DemiMarie commentedon Apr 9, 2025
Nondeterministic behavior might be okay in at least some applications.
RalfJung commentedon Apr 9, 2025
That seems very hard to say, so I'd be uncomfortable making this a stable guarantee. But it'd be for t-libs-api to decide.
DemiMarie commentedon Apr 9, 2025
Given the audio situation I think it would be better to allow compile-time constant-evaluation of subnormals, but without the requirement that it match the runtime behavior. Is there any non-contrieved situation where this would cause a performance penalty?
RalfJung commentedon Apr 9, 2025
You mean constant folding? "compile-time evaluation" sounds like CTFE but I don't see how that would be relevant here.
If we want to allow const-folding of subnormals we have to specify the semantics as non-deterministically doing subnormal flushing or not. I don't know if/how LLVM can represent that.
I'm the wrong person to answer that question. I know how to make a compiler correct, not how to make it generate fast code. ;)
It could cause correctness issues if code relying on no subnormal flushing calls standard library methods that then do subnormal flushing. So we probably couldn't use just plain non-determinism, we'd have to spell out conditions under which subnormal flushing is guaranteed not to occur.
hanna-kruppe commentedon Apr 9, 2025
Yeah, just declaring subnormals a non-deterministic free-for-all in the language sucks for code that does want them to work properly.

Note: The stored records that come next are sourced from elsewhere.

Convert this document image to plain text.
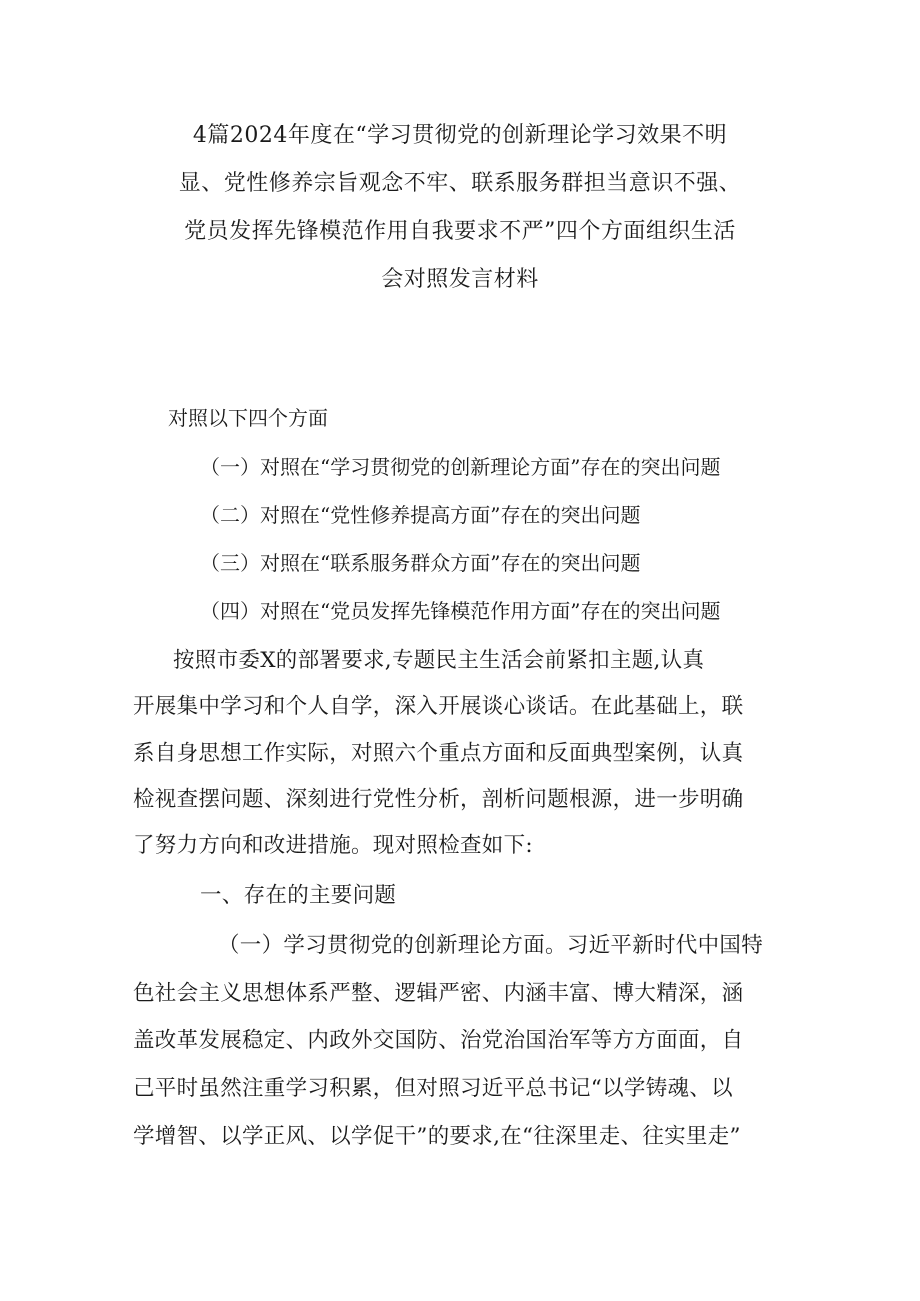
4篇2024年度在“学习贯彻党的创新理论学习效果不明
显、党性修养宗旨观念不牢、联系服务群担当意识不强、
党员发挥先锋模范作用自我要求不严”四个方面组织生活
会对照发言材料
对照以下四个方面
（一）对照在“学习贯彻党的创新理论方面”存在的突出问题
（二）对照在“党性修养提高方面”存在的突出问题
（三）对照在“联系服务群众方面”存在的突出问题
（四）对照在“党员发挥先锋模范作用方面”存在的突出问题
按照市委X的部署要求,专题民主生活会前紧扣主题,认真
开展集中学习和个人自学，深入开展谈心谈话。在此基础上，联
系自身思想工作实际，对照六个重点方面和反面典型案例，认真
检视查摆问题、深刻进行党性分析，剖析问题根源，进一步明确
了努力方向和改进措施。现对照检查如下:
一、存在的主要问题
（一）学习贯彻党的创新理论方面。习近平新时代中国特
色社会主义思想体系严整、逻辑严密、内涵丰富、博大精深，涵
盖改革发展稳定、内政外交国防、治党治国治军等方方面面，自
己平时虽然注重学习积累，但对照习近平总书记“以学铸魂、以
学增智、以学正风、以学促干”的要求,在“往深里走、往实里走”
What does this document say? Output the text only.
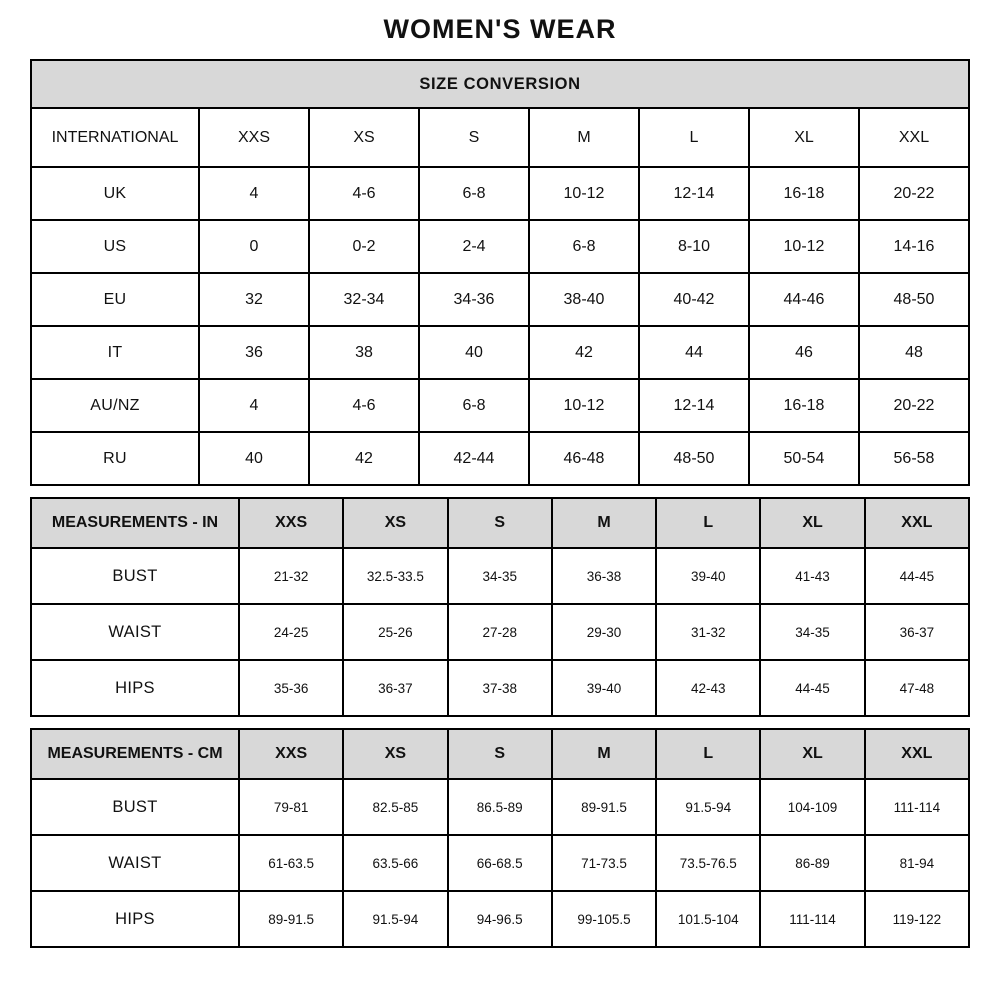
WOMEN'S WEAR
SIZE CONVERSION							
INTERNATIONAL	XXS	XS	S	M	L	XL	XXL
UK	4	4-6	6-8	10-12	12-14	16-18	20-22
US	0	0-2	2-4	6-8	8-10	10-12	14-16
EU	32	32-34	34-36	38-40	40-42	44-46	48-50
IT	36	38	40	42	44	46	48
AU/NZ	4	4-6	6-8	10-12	12-14	16-18	20-22
RU	40	42	42-44	46-48	48-50	50-54	56-58
MEASUREMENTS - IN	XXS	XS	S	M	L	XL	XXL
BUST	21-32	32.5-33.5	34-35	36-38	39-40	41-43	44-45
WAIST	24-25	25-26	27-28	29-30	31-32	34-35	36-37
HIPS	35-36	36-37	37-38	39-40	42-43	44-45	47-48
MEASUREMENTS - CM	XXS	XS	S	M	L	XL	XXL
BUST	79-81	82.5-85	86.5-89	89-91.5	91.5-94	104-109	111-114
WAIST	61-63.5	63.5-66	66-68.5	71-73.5	73.5-76.5	86-89	81-94
HIPS	89-91.5	91.5-94	94-96.5	99-105.5	101.5-104	111-114	119-122
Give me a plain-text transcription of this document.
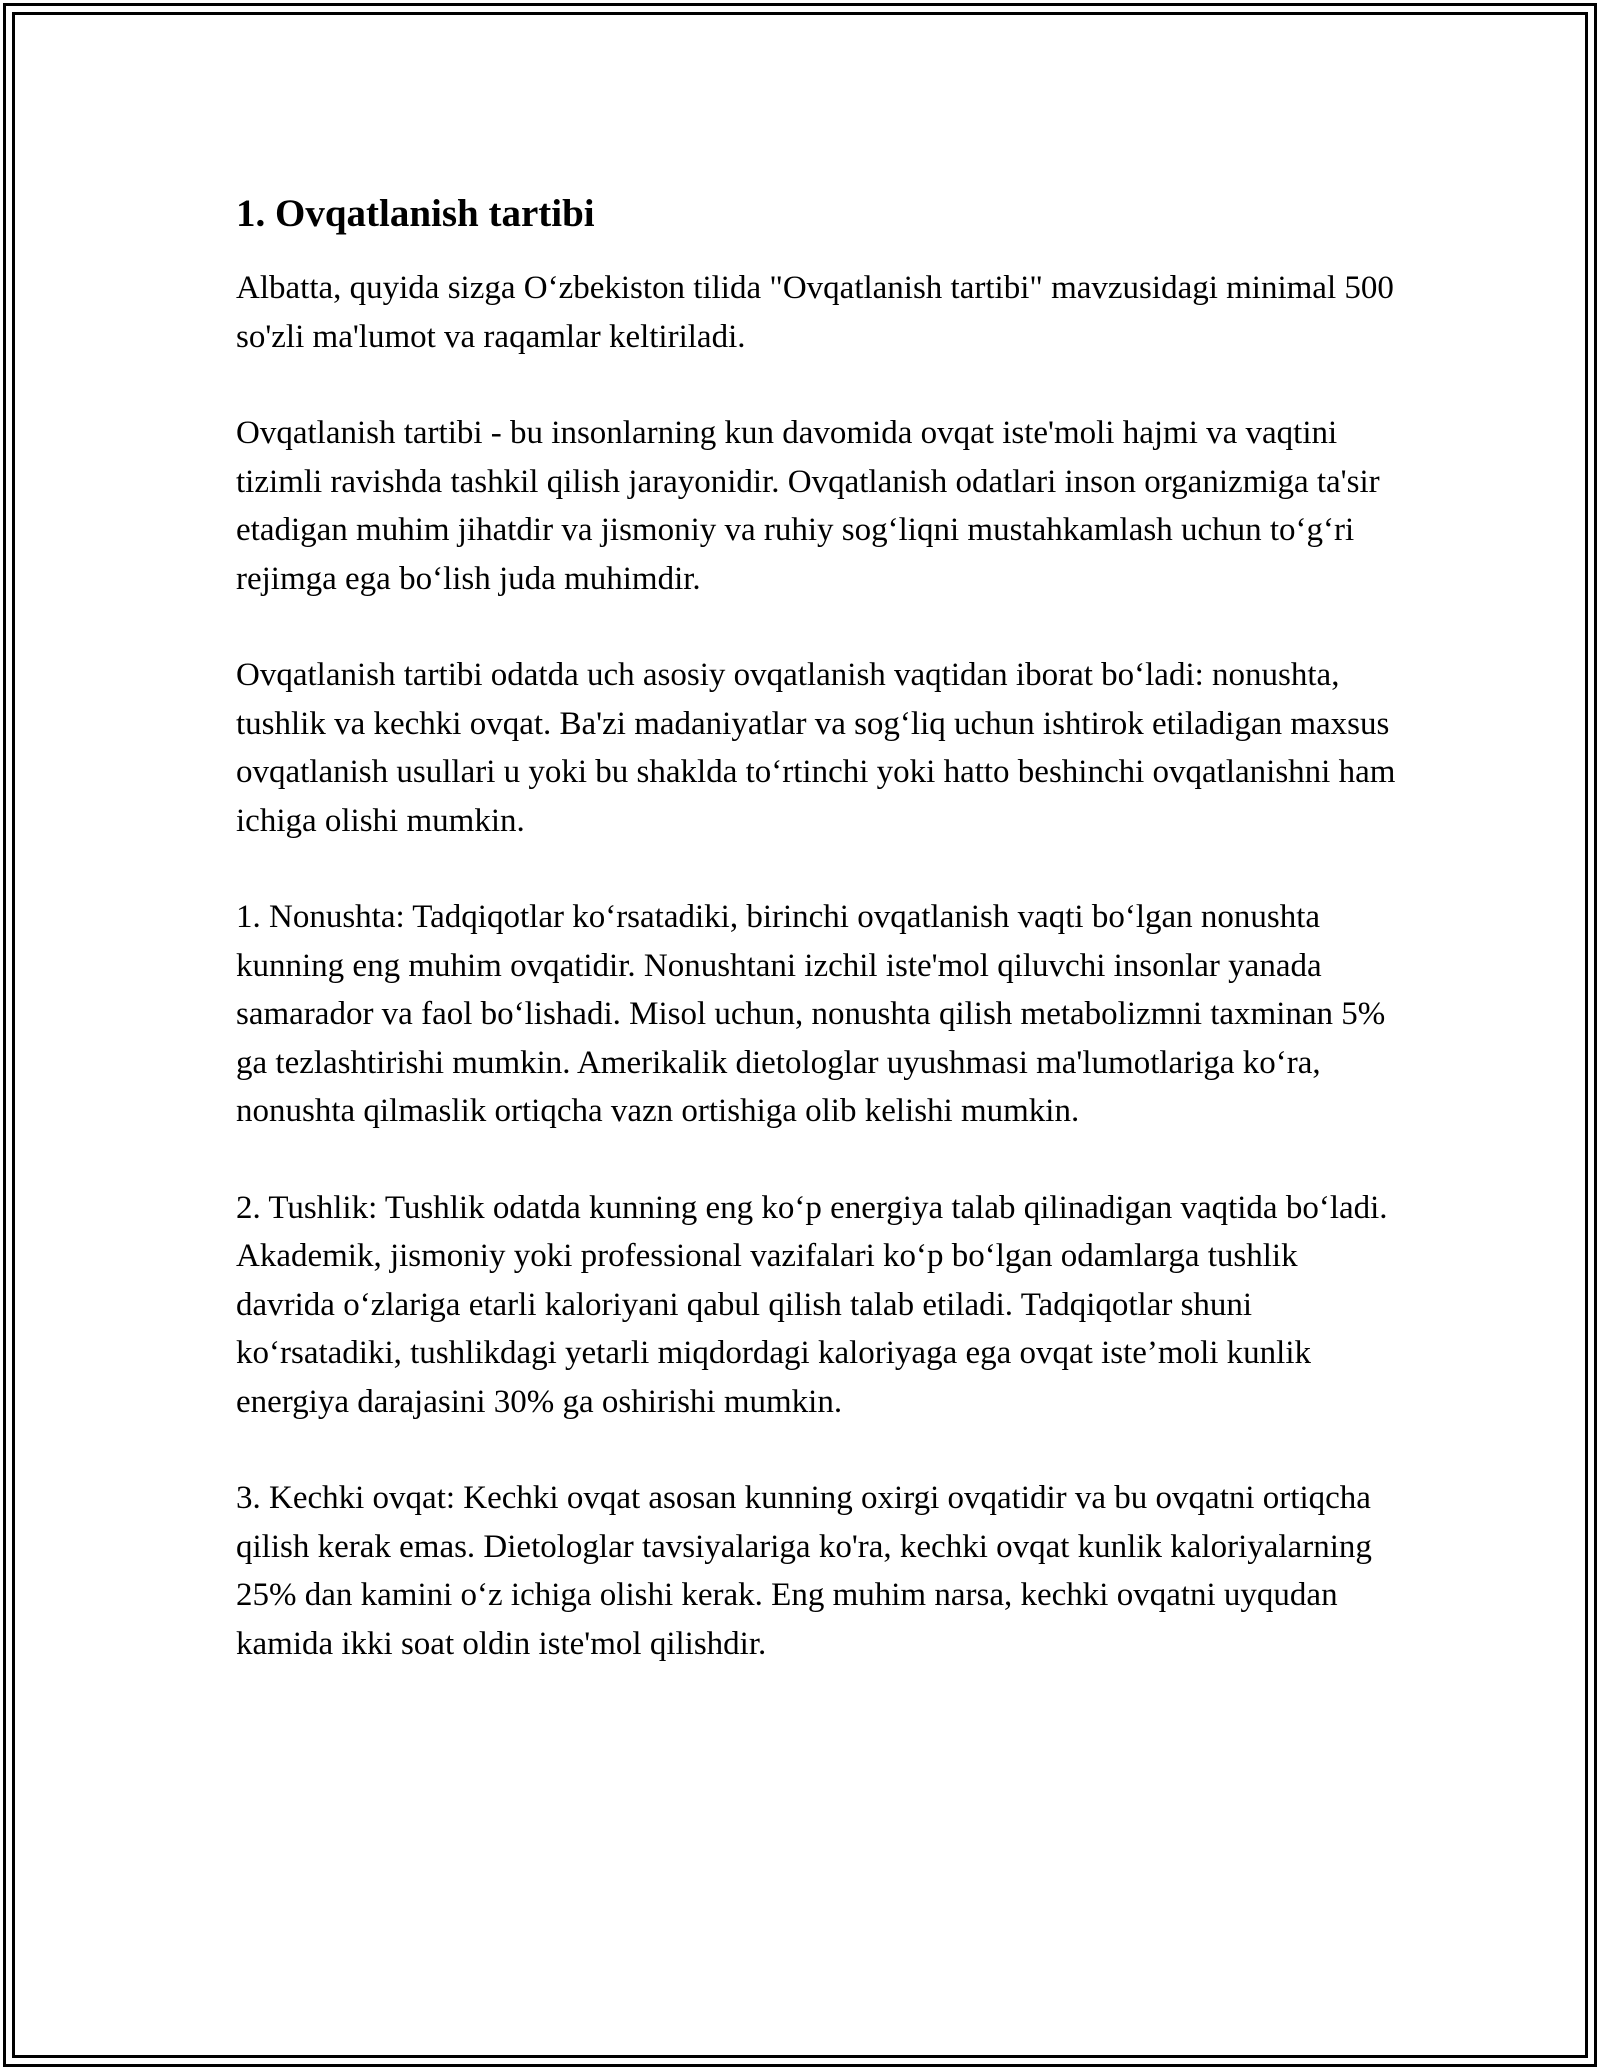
1. Ovqatlanish tartibi

Albatta, quyida sizga O‘zbekiston tilida "Ovqatlanish tartibi" mavzusidagi minimal 500 so'zli ma'lumot va raqamlar keltiriladi.

Ovqatlanish tartibi - bu insonlarning kun davomida ovqat iste'moli hajmi va vaqtini tizimli ravishda tashkil qilish jarayonidir. Ovqatlanish odatlari inson organizmiga ta'sir etadigan muhim jihatdir va jismoniy va ruhiy sog‘liqni mustahkamlash uchun to‘g‘ri rejimga ega bo‘lish juda muhimdir.

Ovqatlanish tartibi odatda uch asosiy ovqatlanish vaqtidan iborat bo‘ladi: nonushta, tushlik va kechki ovqat. Ba'zi madaniyatlar va sog‘liq uchun ishtirok etiladigan maxsus ovqatlanish usullari u yoki bu shaklda to‘rtinchi yoki hatto beshinchi ovqatlanishni ham ichiga olishi mumkin.

1. Nonushta: Tadqiqotlar ko‘rsatadiki, birinchi ovqatlanish vaqti bo‘lgan nonushta kunning eng muhim ovqatidir. Nonushtani izchil iste'mol qiluvchi insonlar yanada samarador va faol bo‘lishadi. Misol uchun, nonushta qilish metabolizmni taxminan 5% ga tezlashtirishi mumkin. Amerikalik dietologlar uyushmasi ma'lumotlariga ko‘ra, nonushta qilmaslik ortiqcha vazn ortishiga olib kelishi mumkin.

2. Tushlik: Tushlik odatda kunning eng ko‘p energiya talab qilinadigan vaqtida bo‘ladi. Akademik, jismoniy yoki professional vazifalari ko‘p bo‘lgan odamlarga tushlik davrida o‘zlariga etarli kaloriyani qabul qilish talab etiladi. Tadqiqotlar shuni ko‘rsatadiki, tushlikdagi yetarli miqdordagi kaloriyaga ega ovqat iste’moli kunlik energiya darajasini 30% ga oshirishi mumkin.

3. Kechki ovqat: Kechki ovqat asosan kunning oxirgi ovqatidir va bu ovqatni ortiqcha qilish kerak emas. Dietologlar tavsiyalariga ko'ra, kechki ovqat kunlik kaloriyalarning 25% dan kamini o‘z ichiga olishi kerak. Eng muhim narsa, kechki ovqatni uyqudan kamida ikki soat oldin iste'mol qilishdir.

One ugly solution would be to lift the control register some ISAs have for this to the AM level (as thread-local state). This allows accounting for code that needs a specific mode as well as code that is fine with whatever the current mode is. Changing the mode could be fallible on some platforms where e.g. proper subnormal support would require switching from hard float to soft float. But that AM state opens up the same box of pandora for an optimizing compiler as any other deviation from “default fpenv everywhere, changing it is UB” does. Even ignoring the impact on constant folding etc., you have to start treating all floating point operations as depending on this global state, rather than being pure operations that can be scheduled freely. At least they wouldn’t have side effects in this case (in contrast to non-default exception handling), but LLVM is still poorly prepared for a language where all floating point math works that way.
I still have some hope that Rust will eventually be able to support non-default fpenvs in some way. It’ll require tricky language design decisions, but the blocker of good LLVM support will be resolved eventually, and at least the rounding mode portion is well motivated. Perhaps subnormals can piggy-back off that when it does happen. The challenges at the language level are as similar as those at the LLVM level.
RalfJung commentedon Apr 9, 2025
If the AM state only switches between "guaranteed subnormal preservation" and "non-deterministically either preserve subnormals or flush them", then we can still always const-fold with subnormal preservation. So the only optimizations this affects are the ones that truly need an operation to be deterministic, e.g. scalar evolution. That could still be prohibitive though...
hanna-kruppe commentedon Apr 9, 2025
That is an interesting idea but yeah I suspect it doesn’t change the calculus because you’d still have to avoid moving “guaranteed subnormals” operations into code regions where the other mode is enabled. That’s probably the biggest social and engineering challenge: migrating the IR and all code touching the IR away from “pure op that can be freely moved around subject only to SSA form’s defs-dominate-uses rule” and towards something like LLVM’s constrained intrinsics (or operand bundles on regular intrinsics) that can express such dependencies at all.